Mr. Fontaine was adamant that the “vicious circle” between malnutrition and cholera could be broken.
“A simple, affordable and effective treatment can save the lives of Haitian childrenif we get to the most vulnerable families before it’s too late,” he said.
“But the poor urban areas most affected by the cholera outbreak are also under the control of well-armed gangs.

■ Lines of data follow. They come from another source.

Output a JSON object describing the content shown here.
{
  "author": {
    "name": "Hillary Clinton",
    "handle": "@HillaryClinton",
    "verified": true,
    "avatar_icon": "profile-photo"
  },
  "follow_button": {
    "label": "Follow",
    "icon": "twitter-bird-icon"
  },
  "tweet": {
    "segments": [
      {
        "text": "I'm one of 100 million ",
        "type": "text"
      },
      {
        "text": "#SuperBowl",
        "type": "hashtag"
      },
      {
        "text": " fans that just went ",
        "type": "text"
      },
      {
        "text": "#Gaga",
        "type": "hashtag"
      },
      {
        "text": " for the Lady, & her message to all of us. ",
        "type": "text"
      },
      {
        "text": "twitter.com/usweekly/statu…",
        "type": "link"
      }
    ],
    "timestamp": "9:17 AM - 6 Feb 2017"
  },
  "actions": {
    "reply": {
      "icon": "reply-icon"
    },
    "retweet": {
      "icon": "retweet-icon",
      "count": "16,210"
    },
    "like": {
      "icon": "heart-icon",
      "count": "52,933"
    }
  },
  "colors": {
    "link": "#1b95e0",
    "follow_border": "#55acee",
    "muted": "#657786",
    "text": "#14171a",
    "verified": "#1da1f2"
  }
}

With widespread armed violence and insecurity in large parts of the capital, humanitarian teams walk on eggshells.”
Nutritional screenings and support
UNICEF is seeking funding to step up its cholera control efforts over the next five months.
US$27.5 million will be used to provide humanitarian assistance in the areas of health, water, hygiene and sanitation, and nutrition and protection for 1.4 million people.
Since July, UN agency and partners have been conducting screening and assessment of nutritional status almost 6200 children in Cité Soleil, the capital’s largest poor urban area.
Overall, about 2,500 children under the age of five suffering from severe and moderate acute malnutrition received quality treatment.
UNICEF, in collaboration with national authorities and partners, delivered items such as 245 cholera kits, 313,000 sachets of oral rehydration salts, zinc, antibiotics and personal protective equipment (PPE) to health departments.
Other assistance included the provision of 135,000 water purification tablets to a partner hospital in Cité Soleil.
In addition, over 468,000 liters of water have been distributed to the 22,290 people currently living in or displaced from the area.